Transforming Security with Data Intelligence
Data intelligence can further advance an enterprise security strategy, especially as the amount of data flowing through an organization increases. For example, Intel IT developed a Cyber Intelligence Platform (CIP) based on Splunk and Confluent’s Kafka Platform, with servers based on Intel® Xeon® Platinum processors and Intel® Optane™ solid-state drives (SSDs). CIP ingests data from hundreds of data sources and security tools, providing context-rich visibility and a common work surface. This improves efficiency across Intel’s InfoSec organization. Access to real-time data, streams processing, machine-learning tools, and consistent data models decreases the time it takes to detect and respond to sophisticated threats.

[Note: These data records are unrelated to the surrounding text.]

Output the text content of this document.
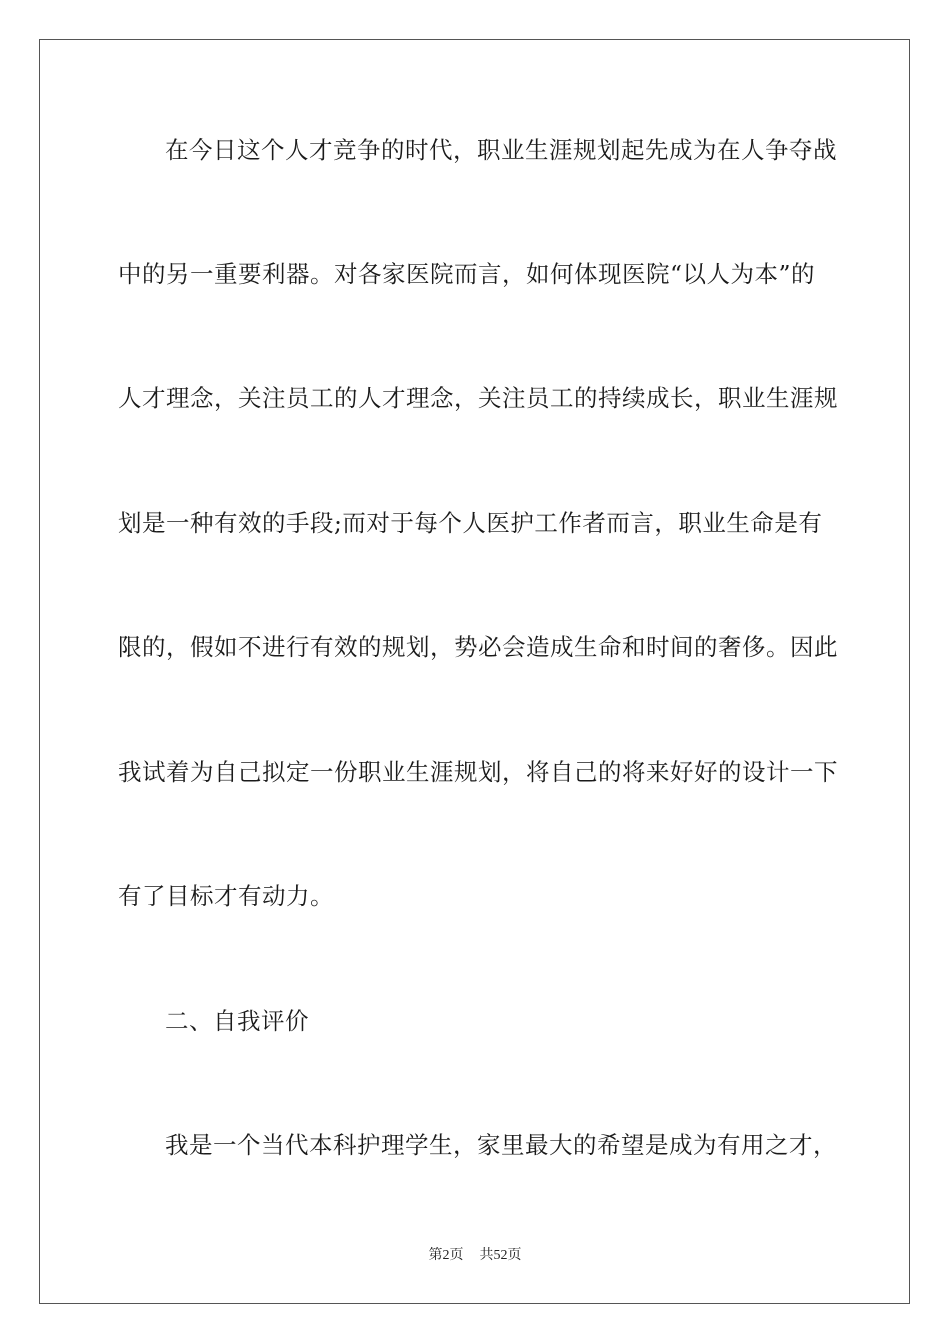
在今日这个人才竞争的时代，职业生涯规划起先成为在人争夺战
中的另一重要利器。对各家医院而言，如何体现医院“以人为本”的
人才理念，关注员工的人才理念，关注员工的持续成长，职业生涯规
划是一种有效的手段;而对于每个人医护工作者而言，职业生命是有
限的，假如不进行有效的规划，势必会造成生命和时间的奢侈。因此
我试着为自己拟定一份职业生涯规划，将自己的将来好好的设计一下
有了目标才有动力。
二、自我评价
我是一个当代本科护理学生，家里最大的希望是成为有用之才，
第2页 共52页
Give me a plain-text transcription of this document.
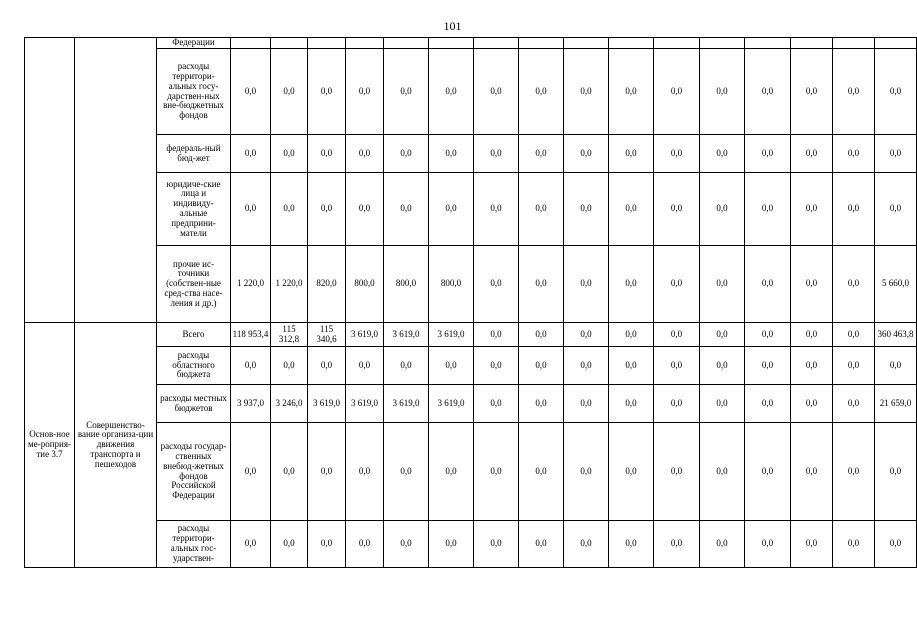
101
		Федерации																
		расходы территори-альных госу-дарствен-ных вне-бюджетных фондов	0,0	0,0	0,0	0,0	0,0	0,0	0,0	0,0	0,0	0,0	0,0	0,0	0,0	0,0	0,0	0,0
		федераль-ный бюд-жет	0,0	0,0	0,0	0,0	0,0	0,0	0,0	0,0	0,0	0,0	0,0	0,0	0,0	0,0	0,0	0,0
		юридиче-ские лица и индивиду-альные предприни-матели	0,0	0,0	0,0	0,0	0,0	0,0	0,0	0,0	0,0	0,0	0,0	0,0	0,0	0,0	0,0	0,0
		прочие ис-точники (собствен-ные сред-ства насе-ления и др.)	1 220,0	1 220,0	820,0	800,0	800,0	800,0	0,0	0,0	0,0	0,0	0,0	0,0	0,0	0,0	0,0	5 660,0
Основ-ное ме-роприя-тие 3.7	Совершенство-вание организа-ции движения транспорта и пешеходов	Всего	118 953,4	115 312,8	115 340,6	3 619,0	3 619,0	3 619,0	0,0	0,0	0,0	0,0	0,0	0,0	0,0	0,0	0,0	360 463,8
		расходы областного бюджета	0,0	0,0	0,0	0,0	0,0	0,0	0,0	0,0	0,0	0,0	0,0	0,0	0,0	0,0	0,0	0,0
		расходы местных бюджетов	3 937,0	3 246,0	3 619,0	3 619,0	3 619,0	3 619,0	0,0	0,0	0,0	0,0	0,0	0,0	0,0	0,0	0,0	21 659,0
		расходы государ-ственных внебюд-жетных фондов Российской Федерации	0,0	0,0	0,0	0,0	0,0	0,0	0,0	0,0	0,0	0,0	0,0	0,0	0,0	0,0	0,0	0,0
		расходы территори-альных гос-ударствен-	0,0	0,0	0,0	0,0	0,0	0,0	0,0	0,0	0,0	0,0	0,0	0,0	0,0	0,0	0,0	0,0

Intel’s initial deployment of CIP focused on replacing an older-generation security information and event management (SIEM) and log management system, primarily used by the incident response team. Additional teams, including vulnerability management, patching/compliance, risk management, and governance, are now also using CIP. The organization continues to identify opportunities to add more capability and value to CIP, including migration of legacy applications, which reduces technical debt.
The Human Perimeter
Endpoint management, cloud security, and data-driven threat detection all play a role in developing an enterprise security strategy. But one often-overlooked layer is educating your workforce to create a human perimeter. This involves training personnel to identify suspicious emails, phone calls, and websites, as well as securing their personal information on social media. Any compromised device can serve as a point of infiltration for hackers, and advanced threats will seek to leverage multiple points of infiltration. With all of your information security elements in play, you can help drive toward a secure foundation where business innovation can thrive.